– Разве это жизнь? Репортаж! Ты боишься эмоций, дружбы, любви, избегаешь этого! Разве не видишь, что я люблю тебя? Не понимаешь, я хочу провести с тобой всю оставшуюся жизнь?
Джек помолчал, уставившись в пол. Потом сказал:
– Это шантаж.
И вот тут-то Элли почувствовала настоящую боль.
– Шантаж? Признаться тебе в любви – шантаж? Спасибо, Джек. – Элли круто развернулась. – Была рада познакомиться. Закрой за собой дверь, когда будешь уходить, ладно?
– Элли.
– Что? Что еще? Я люблю тебя, но ты так боишься этого слова, что еще глубже запрятался в свой кокон. Я считала тебя бесстрашным, а ты еще трусливее меня. Я устала от всего этого, Джек. Уходи. Я сыта по горло твоими выходками.
Он молча застегнул рюкзак, поднялся и вышел. С веранды Элли хорошо видела, как он побрел к машине.
«Я люблю тебя, – хотелось ей сказать. – Я люблю тебя так, что даже больно. Я боюсь за тебя».
Но в воспаленном мозгу стучали другие слова.
«Пожалуйста, не уходи. Пожалуйста, вернись».
Он не остановился, не обернулся. Когда машина исчезла за поворотом, Элли опустилась на пол и закрыла лицо руками. Все кончено. Она снова осталась одна.
Джек и кинооператор Тед стояли у груды камней, когда-то начальной школы в пригороде Чили. Под грудой была погребена черная машина. Причиной срочного прибытия Джека явилось мощное землетрясение. Он вылетел в Чили первым же рейсом.
Обломки, осколки, руины зданий. Детей не пустили в школу, испугавшись землетрясения, но Джек знал: в это утро там проводился педсовет. Люди искали среди обломков тела родных и близких.
Он закрыл лицо руками. Тяжело было здесь находиться. Больше всего на свете хотелось вернуться в уютный дом на берегу моря, носиться с собаками по пляжу, валяться на песке, слушать шум ветра по утрам и моря ночью. Ему хотелось быть с Элли. «Но ее не вернуть», – напомнил он себе. Во всяком случае, придется выбирать между ней и работой. Хотя кого он обманывает? Элли дороже.

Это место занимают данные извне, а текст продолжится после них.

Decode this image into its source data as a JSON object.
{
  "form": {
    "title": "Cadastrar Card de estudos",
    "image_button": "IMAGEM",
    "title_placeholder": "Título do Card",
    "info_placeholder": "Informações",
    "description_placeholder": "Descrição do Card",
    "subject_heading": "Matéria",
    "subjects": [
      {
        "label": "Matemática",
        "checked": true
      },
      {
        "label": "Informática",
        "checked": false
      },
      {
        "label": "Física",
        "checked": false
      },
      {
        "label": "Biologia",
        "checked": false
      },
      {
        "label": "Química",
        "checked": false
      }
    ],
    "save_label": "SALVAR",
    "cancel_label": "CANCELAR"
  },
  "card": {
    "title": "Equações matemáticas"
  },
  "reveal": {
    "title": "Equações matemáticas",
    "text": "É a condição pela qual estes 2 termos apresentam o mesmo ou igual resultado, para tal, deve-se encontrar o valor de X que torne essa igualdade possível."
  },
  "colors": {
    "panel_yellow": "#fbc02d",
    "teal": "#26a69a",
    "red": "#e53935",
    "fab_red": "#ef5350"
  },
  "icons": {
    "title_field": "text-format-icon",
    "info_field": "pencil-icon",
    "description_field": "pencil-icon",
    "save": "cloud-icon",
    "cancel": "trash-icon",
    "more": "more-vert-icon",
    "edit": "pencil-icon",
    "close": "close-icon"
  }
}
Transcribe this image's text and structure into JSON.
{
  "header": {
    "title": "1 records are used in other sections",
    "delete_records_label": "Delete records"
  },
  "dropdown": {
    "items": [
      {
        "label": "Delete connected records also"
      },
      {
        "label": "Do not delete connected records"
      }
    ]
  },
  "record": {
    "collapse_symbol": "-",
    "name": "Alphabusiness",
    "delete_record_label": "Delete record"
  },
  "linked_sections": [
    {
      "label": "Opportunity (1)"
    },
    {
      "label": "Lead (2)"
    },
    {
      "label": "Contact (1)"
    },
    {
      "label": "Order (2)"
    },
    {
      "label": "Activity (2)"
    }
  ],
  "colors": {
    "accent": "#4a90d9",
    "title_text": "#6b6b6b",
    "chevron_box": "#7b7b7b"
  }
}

Солнечный свет бил в глаза. Джек считал себя сильным, способным противостоять жестоким и ранящим словам Элли. Однако спустя пять дней, лицом к лицу с ужасными событиями, он так и не смог смириться с потерей. Эта боль лишь усиливала ту. Он никогда не плакал, даже в детстве. Даже в страшные дни болезни. Ни от страха смерти, ни от отчаяния, ни от радости, когда все уже позади, никогда. А теперь хотелось разрыдаться.
Что ему принести в жертву? Работу ради любви? Любовь ради работы? Вести скучную семейную жизнь или влачить жалкое одинокое существование? Он не знал ответа, понимал лишь – без Элли мир выцвел, стал монохромным. Будто его лишили жизненно важных органов, включая сердце, и теперь он лишь тень человека.